I watched my mother dip a cloth into a pot of hot water on the cookstove and scrub it across a bar of Ivory soap, then wash my brother's arm. Her face pale as cold milk, she washed and washed it. My brother sat silent, but I knew all the things that had been running through my mind had been running through his.
The light finally left the kitchen and Mom lit a lamp. She made some supper and we ate, then were put to bed. About midnight, my father returned. He had killed the dog and taken the head to the vet to be sent away. And he had gone to see Doctor Baker, who advised him not to wait for results to begin treatment. The next day, my brother began a series of shots in his stomach, one each day for fourteen days. Fortunately, he never suffered any of the possible paralyzing side effects.
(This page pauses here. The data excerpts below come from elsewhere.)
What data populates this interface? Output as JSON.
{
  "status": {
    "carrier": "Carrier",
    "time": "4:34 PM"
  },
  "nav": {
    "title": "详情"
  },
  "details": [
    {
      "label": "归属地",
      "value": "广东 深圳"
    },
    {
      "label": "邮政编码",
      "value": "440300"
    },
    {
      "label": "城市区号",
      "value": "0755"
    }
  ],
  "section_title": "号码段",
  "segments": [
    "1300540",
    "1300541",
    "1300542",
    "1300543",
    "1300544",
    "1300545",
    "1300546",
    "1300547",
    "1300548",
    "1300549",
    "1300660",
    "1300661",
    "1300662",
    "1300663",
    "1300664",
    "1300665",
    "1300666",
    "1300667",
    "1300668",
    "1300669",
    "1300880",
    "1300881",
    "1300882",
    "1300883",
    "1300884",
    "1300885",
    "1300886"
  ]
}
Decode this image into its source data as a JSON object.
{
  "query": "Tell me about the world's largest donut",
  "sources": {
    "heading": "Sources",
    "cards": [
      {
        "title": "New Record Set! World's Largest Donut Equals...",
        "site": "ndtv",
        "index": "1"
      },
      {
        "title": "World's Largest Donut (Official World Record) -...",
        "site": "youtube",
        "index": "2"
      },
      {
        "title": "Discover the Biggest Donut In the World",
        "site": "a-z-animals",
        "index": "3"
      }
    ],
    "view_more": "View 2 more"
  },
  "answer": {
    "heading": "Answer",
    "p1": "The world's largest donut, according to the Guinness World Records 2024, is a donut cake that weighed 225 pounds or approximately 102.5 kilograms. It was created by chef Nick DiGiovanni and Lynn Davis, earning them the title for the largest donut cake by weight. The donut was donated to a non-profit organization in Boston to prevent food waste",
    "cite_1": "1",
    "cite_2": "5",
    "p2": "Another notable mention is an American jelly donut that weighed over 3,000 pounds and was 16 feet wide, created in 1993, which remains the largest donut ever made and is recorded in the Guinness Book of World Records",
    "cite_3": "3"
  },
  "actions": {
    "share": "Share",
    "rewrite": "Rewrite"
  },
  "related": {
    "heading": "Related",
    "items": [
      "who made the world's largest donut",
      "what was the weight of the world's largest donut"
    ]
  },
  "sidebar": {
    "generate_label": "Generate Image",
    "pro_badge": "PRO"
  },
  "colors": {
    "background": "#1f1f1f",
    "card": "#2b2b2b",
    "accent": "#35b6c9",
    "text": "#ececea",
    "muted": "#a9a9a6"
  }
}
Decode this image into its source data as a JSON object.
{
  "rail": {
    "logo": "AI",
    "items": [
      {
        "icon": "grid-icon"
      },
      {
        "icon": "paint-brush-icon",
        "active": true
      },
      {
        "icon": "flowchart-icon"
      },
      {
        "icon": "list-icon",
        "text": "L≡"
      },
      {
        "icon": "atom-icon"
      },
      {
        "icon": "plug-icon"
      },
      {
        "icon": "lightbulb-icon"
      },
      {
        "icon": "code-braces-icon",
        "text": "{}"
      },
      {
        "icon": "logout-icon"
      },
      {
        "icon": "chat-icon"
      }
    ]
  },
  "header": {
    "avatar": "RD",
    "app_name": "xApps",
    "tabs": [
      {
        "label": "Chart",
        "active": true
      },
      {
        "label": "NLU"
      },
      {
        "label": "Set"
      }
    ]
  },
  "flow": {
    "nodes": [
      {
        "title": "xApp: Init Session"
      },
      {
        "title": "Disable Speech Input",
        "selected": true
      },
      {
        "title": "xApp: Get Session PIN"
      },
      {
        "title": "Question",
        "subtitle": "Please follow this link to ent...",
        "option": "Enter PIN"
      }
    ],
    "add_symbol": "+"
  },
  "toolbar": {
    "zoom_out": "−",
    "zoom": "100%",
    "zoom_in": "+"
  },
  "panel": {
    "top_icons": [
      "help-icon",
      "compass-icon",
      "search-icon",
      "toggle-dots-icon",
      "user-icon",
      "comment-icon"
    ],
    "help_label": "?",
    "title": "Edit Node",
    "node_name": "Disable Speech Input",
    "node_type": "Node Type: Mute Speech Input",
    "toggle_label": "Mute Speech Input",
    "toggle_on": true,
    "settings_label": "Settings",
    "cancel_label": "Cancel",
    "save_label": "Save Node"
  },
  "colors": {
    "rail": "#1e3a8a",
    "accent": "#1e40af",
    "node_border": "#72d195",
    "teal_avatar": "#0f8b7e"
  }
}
Like Robert Lincoln, my brother also survived, although the treatment had been a world apart; one mystical, a mad stone from the stomach of a deer, and the other scientific, a crude nerve tissue vaccine developed by Louis Pasteur in 1885.
The ancient dog days of summer were not days of evil, but the days when Sirius, the Dog Star, rose just before or at the same time as sunrise. Sometimes, at the end of one of those long and hot days in July, I look into the sky, aware that the heat is not due to that far-away star but is a direct result of the earth's tilt, and that dogs do not grow mad because of it.